В трактирах на Рогожской площади уже засветили огни. Медведев торопился в казарму. Он шел и не верил всему, что слышал от Николки. Не верил, будто можно избавиться от нужды. «Долой царя, крестьянам — помещичью землю» — это было ему понятнее. Но как быть без Дашкова, Инотарьева? Без них портков не на что будет купить. Вспомнился утешительный материнский шепот: «Земля кормит людей из разных посудин…»

Вторично встретиться землякам не довелось. Медведев вскоре попал на фронт и снова был ранен. «Два перстика отшибло, пустяковина, — говорил он в госпитале, — нутром-то я здоров». И, как выздоравливающеего, его снова отпустили в деревню на поправку.

В базарный день, в весенний разлив, видели Медведева в Семенове — закоптелого, в помятой шинельке, с рукой «на привязи». Мужики, встречая его, спрашивали:

— Поди, с фронта? Чай бы рассказал, что и как там, на войне-то.

— На войне наш брат ни за што гибнет… Не сотнями, а сотнями тысяч.

Ответы Андрея не понравились подслушивающему человечку. Он усмотрел в словах солдата крамолу. Тут же доложил исправнику.

К мужикам, окружившим раненого солдата, торопился урядник.

— Изменники продают Расею, — услышал полицейский чин голос Андрея.

Урядник, растолкав любопытных, приблизился к Медведеву.
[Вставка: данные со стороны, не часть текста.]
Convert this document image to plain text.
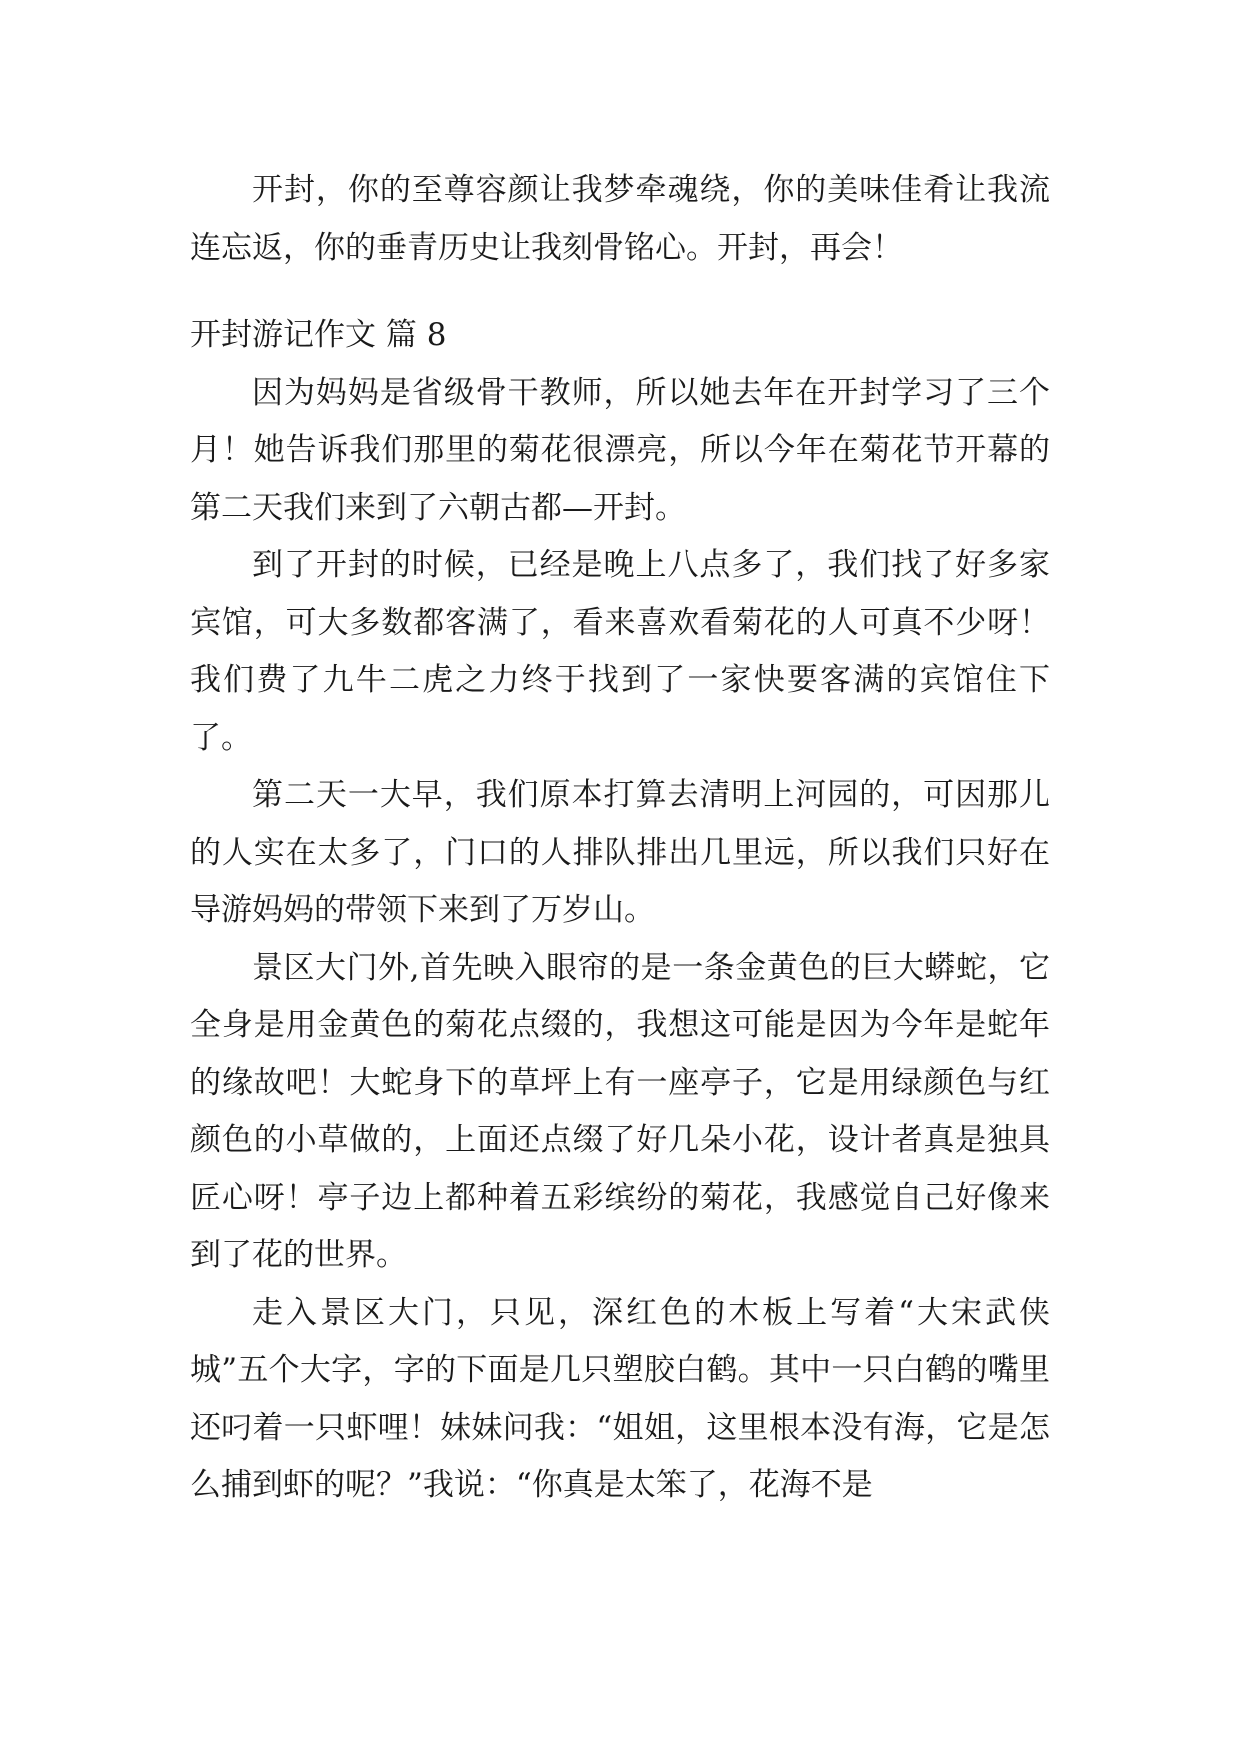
开封，你的至尊容颜让我梦牵魂绕，你的美味佳肴让我流连忘返，你的垂青历史让我刻骨铭心。开封，再会！

开封游记作文 篇 8

因为妈妈是省级骨干教师，所以她去年在开封学习了三个月！她告诉我们那里的菊花很漂亮，所以今年在菊花节开幕的第二天我们来到了六朝古都—开封。

到了开封的时候，已经是晚上八点多了，我们找了好多家宾馆，可大多数都客满了，看来喜欢看菊花的人可真不少呀！我们费了九牛二虎之力终于找到了一家快要客满的宾馆住下了。

第二天一大早，我们原本打算去清明上河园的，可因那儿的人实在太多了，门口的人排队排出几里远，所以我们只好在导游妈妈的带领下来到了万岁山。

景区大门外,首先映入眼帘的是一条金黄色的巨大蟒蛇，它全身是用金黄色的菊花点缀的，我想这可能是因为今年是蛇年的缘故吧！大蛇身下的草坪上有一座亭子，它是用绿颜色与红颜色的小草做的，上面还点缀了好几朵小花，设计者真是独具匠心呀！亭子边上都种着五彩缤纷的菊花，我感觉自己好像来到了花的世界。

走入景区大门，只见，深红色的木板上写着“大宋武侠城”五个大字，字的下面是几只塑胶白鹤。其中一只白鹤的嘴里还叼着一只虾哩！妹妹问我：“姐姐，这里根本没有海，它是怎么捕到虾的呢？”我说：“你真是太笨了，花海不是
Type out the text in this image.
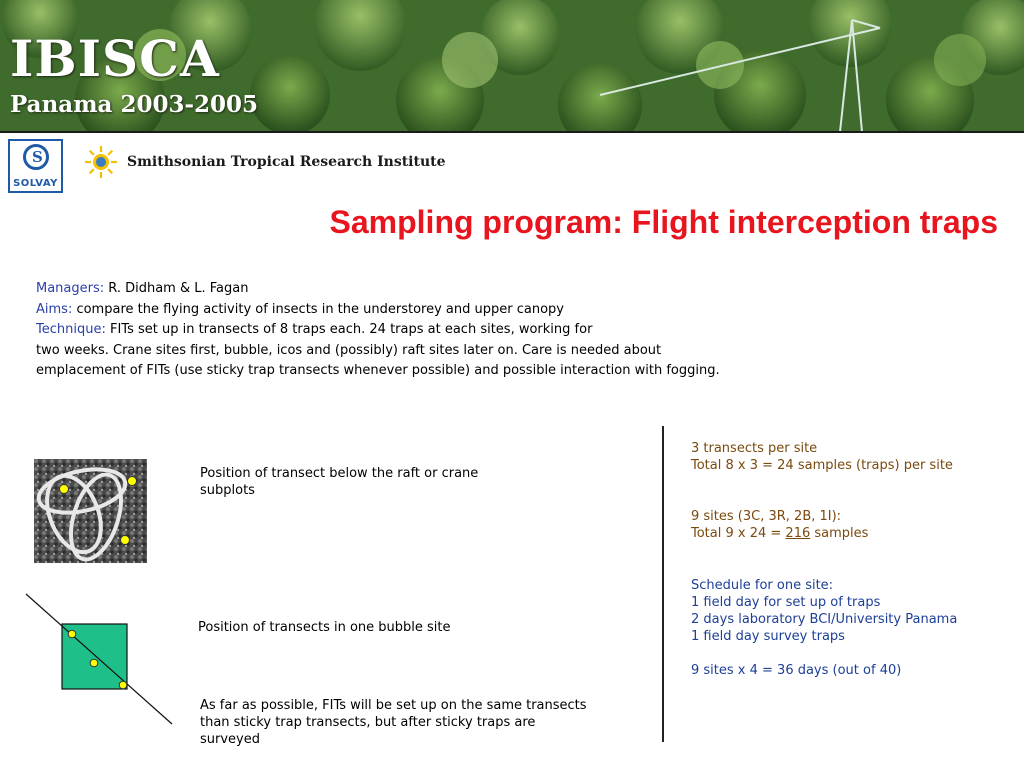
IBISCA
Panama 2003-2005
S
SOLVAY
Smithsonian Tropical Research Institute
Sampling program: Flight interception traps
Managers: R. Didham & L. Fagan
Aims: compare the flying activity of insects in the understorey and upper canopy
Technique: FITs set up in transects of 8 traps each. 24 traps at each sites, working for
two weeks. Crane sites first, bubble, icos and (possibly) raft sites later on. Care is needed about emplacement of FITs (use sticky trap transects whenever possible) and possible interaction with fogging.
Position of transect below the raft or crane subplots
Position of transects in one bubble site
As far as possible, FITs will be set up on the same transects than sticky trap transects, but after sticky traps are surveyed
3 transects per site
Total 8 x 3 = 24 samples (traps) per site
9 sites (3C, 3R, 2B, 1I):
Total 9 x 24 = 216 samples
Schedule for one site:
1 field day for set up of traps
2 days laboratory BCI/University Panama
1 field day survey traps
9 sites x 4 = 36 days (out of 40)
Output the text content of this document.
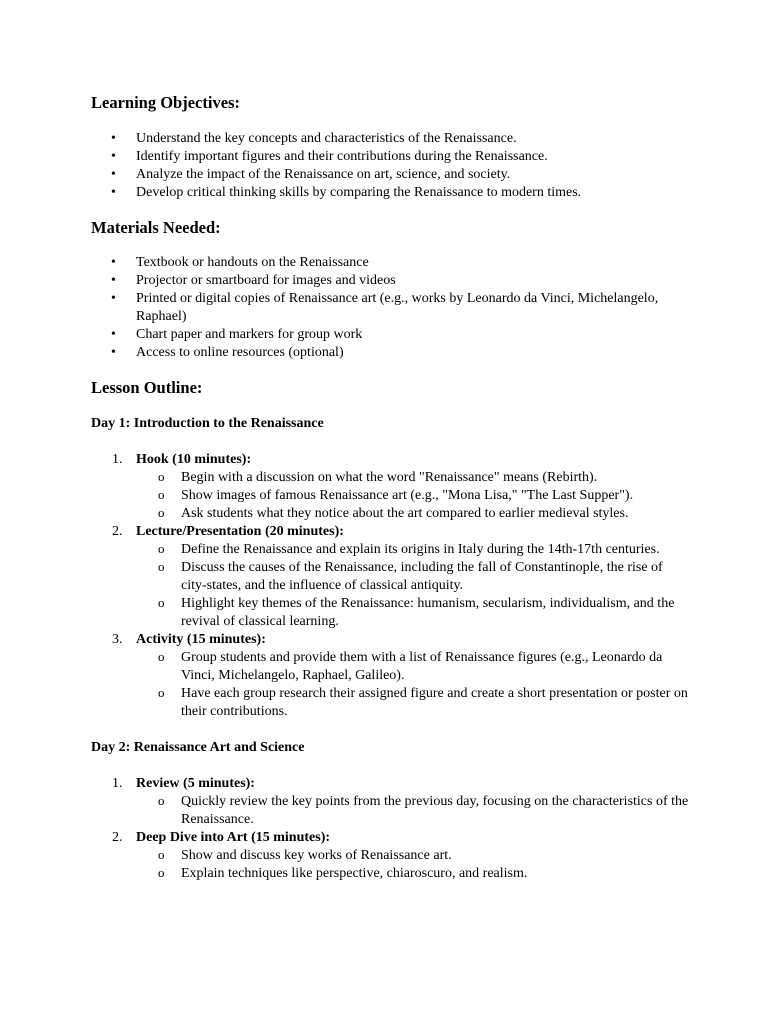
Learning Objectives:
• Understand the key concepts and characteristics of the Renaissance.
• Identify important figures and their contributions during the Renaissance.
• Analyze the impact of the Renaissance on art, science, and society.
• Develop critical thinking skills by comparing the Renaissance to modern times.
Materials Needed:
• Textbook or handouts on the Renaissance
• Projector or smartboard for images and videos
• Printed or digital copies of Renaissance art (e.g., works by Leonardo da Vinci, Michelangelo, Raphael)
• Chart paper and markers for group work
• Access to online resources (optional)
Lesson Outline:
Day 1: Introduction to the Renaissance
1. Hook (10 minutes):
o Begin with a discussion on what the word "Renaissance" means (Rebirth).
o Show images of famous Renaissance art (e.g., "Mona Lisa," "The Last Supper").
o Ask students what they notice about the art compared to earlier medieval styles.
2. Lecture/Presentation (20 minutes):
o Define the Renaissance and explain its origins in Italy during the 14th-17th centuries.
o Discuss the causes of the Renaissance, including the fall of Constantinople, the rise of city-states, and the influence of classical antiquity.
o Highlight key themes of the Renaissance: humanism, secularism, individualism, and the revival of classical learning.
3. Activity (15 minutes):
o Group students and provide them with a list of Renaissance figures (e.g., Leonardo da Vinci, Michelangelo, Raphael, Galileo).
o Have each group research their assigned figure and create a short presentation or poster on their contributions.
Day 2: Renaissance Art and Science
1. Review (5 minutes):
o Quickly review the key points from the previous day, focusing on the characteristics of the Renaissance.
2. Deep Dive into Art (15 minutes):
o Show and discuss key works of Renaissance art.
o Explain techniques like perspective, chiaroscuro, and realism.
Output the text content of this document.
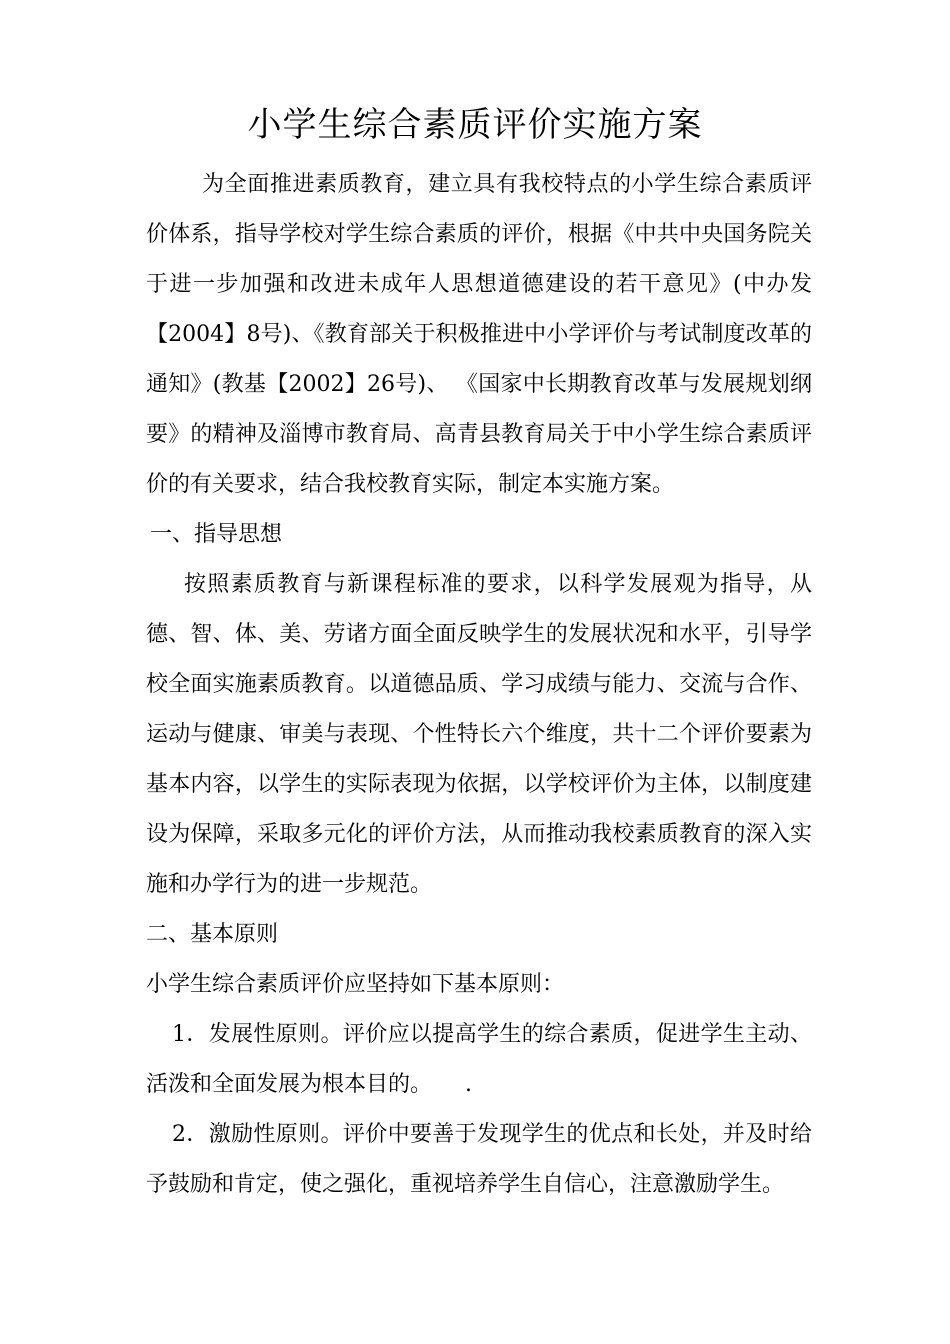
小学生综合素质评价实施方案

为全面推进素质教育，建立具有我校特点的小学生综合素质评价体系，指导学校对学生综合素质的评价，根据《中共中央国务院关于进一步加强和改进未成年人思想道德建设的若干意见》(中办发【2004】8号)、《教育部关于积极推进中小学评价与考试制度改革的通知》(教基【2002】26号)、 《国家中长期教育改革与发展规划纲要》的精神及淄博市教育局、高青县教育局关于中小学生综合素质评价的有关要求，结合我校教育实际，制定本实施方案。

一、指导思想

按照素质教育与新课程标准的要求，以科学发展观为指导，从德、智、体、美、劳诸方面全面反映学生的发展状况和水平，引导学校全面实施素质教育。以道德品质、学习成绩与能力、交流与合作、运动与健康、审美与表现、个性特长六个维度，共十二个评价要素为基本内容，以学生的实际表现为依据，以学校评价为主体，以制度建设为保障，采取多元化的评价方法，从而推动我校素质教育的深入实施和办学行为的进一步规范。

二、基本原则

小学生综合素质评价应坚持如下基本原则：

1．发展性原则。评价应以提高学生的综合素质，促进学生主动、活泼和全面发展为根本目的。　　.

2．激励性原则。评价中要善于发现学生的优点和长处，并及时给予鼓励和肯定，使之强化，重视培养学生自信心，注意激励学生。
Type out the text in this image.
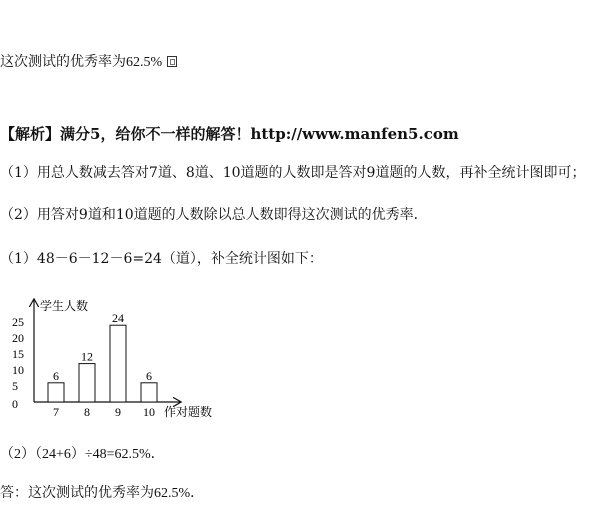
这次测试的优秀率为62.5%
【解析】满分5，给你不一样的解答！http://www.manfen5.com
（1）用总人数减去答对7道、8道、10道题的人数即是答对9道题的人数，再补全统计图即可；
（2）用答对9道和10道题的人数除以总人数即得这次测试的优秀率．
（1）48－6－12－6=24（道），补全统计图如下：
学生人数
作对题数
0
5
10
15
20
25
6
12
24
6
7 8 9 10
（2）（24+6）÷48=62.5%．
答：这次测试的优秀率为62.5%．
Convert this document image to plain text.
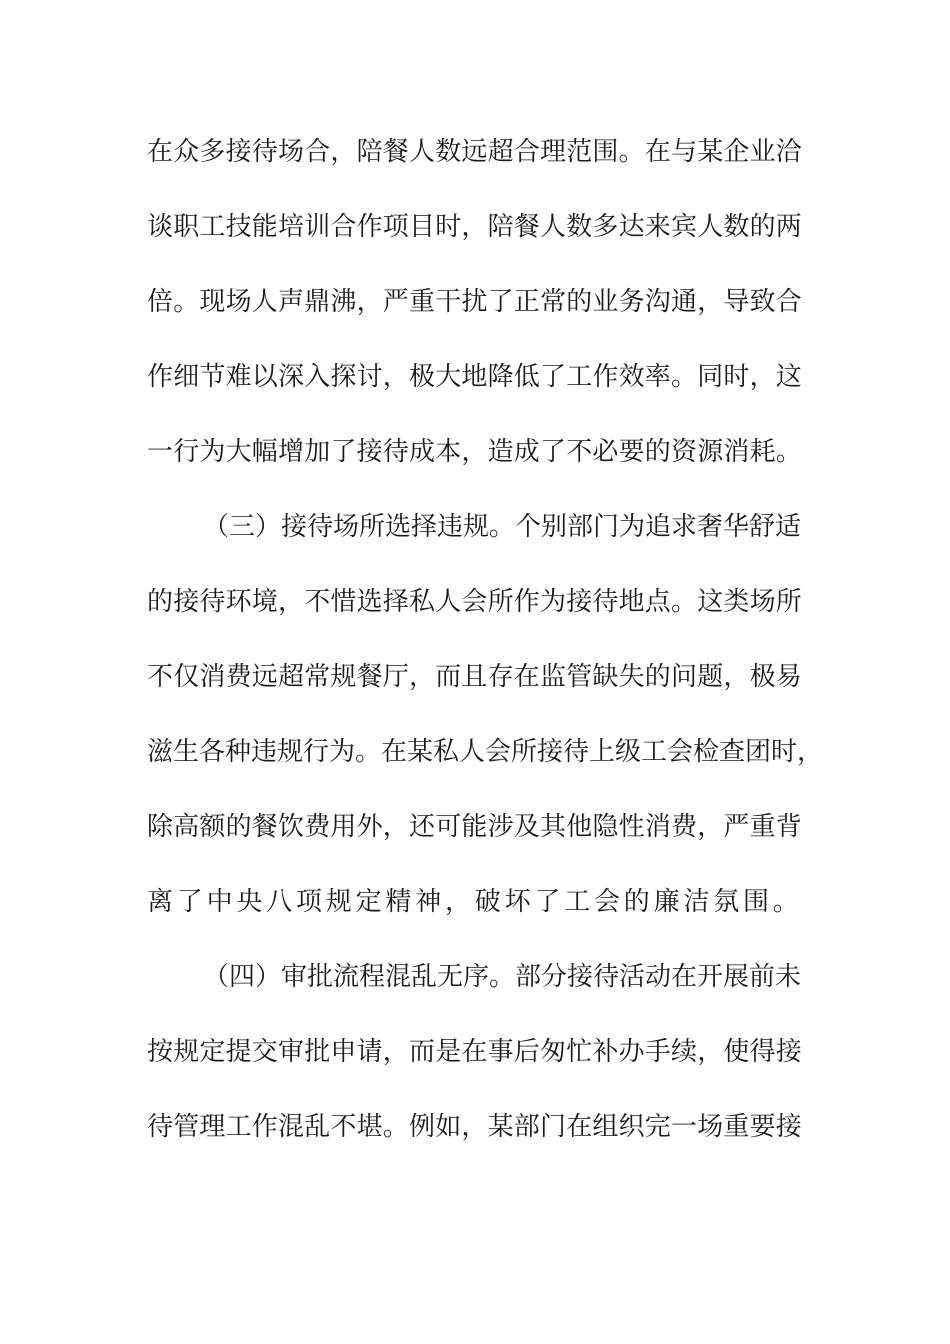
在众多接待场合，陪餐人数远超合理范围。在与某企业洽

谈职工技能培训合作项目时，陪餐人数多达来宾人数的两

倍。现场人声鼎沸，严重干扰了正常的业务沟通，导致合

作细节难以深入探讨，极大地降低了工作效率。同时，这

一行为大幅增加了接待成本，造成了不必要的资源消耗。

（三）接待场所选择违规。个别部门为追求奢华舒适

的接待环境，不惜选择私人会所作为接待地点。这类场所

不仅消费远超常规餐厅，而且存在监管缺失的问题，极易

滋生各种违规行为。在某私人会所接待上级工会检查团时，

除高额的餐饮费用外，还可能涉及其他隐性消费，严重背

离了中央八项规定精神，破坏了工会的廉洁氛围。

（四）审批流程混乱无序。部分接待活动在开展前未

按规定提交审批申请，而是在事后匆忙补办手续，使得接

待管理工作混乱不堪。例如，某部门在组织完一场重要接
Схватил его за рукав шинели и прикрикнул:

— Ты что тут народ-то мутишь? Идем-ка со мной к исправнику.

За Медведева вступились мужики. Загалдели:

— Нет такого права вести раненого солдата к исправнику.

— Не трогай меня… — Поправив на руке повязку, Андрей откинул борт шинельки, и, к удивлению окружающих, на его груди блеснули два георгиевских креста.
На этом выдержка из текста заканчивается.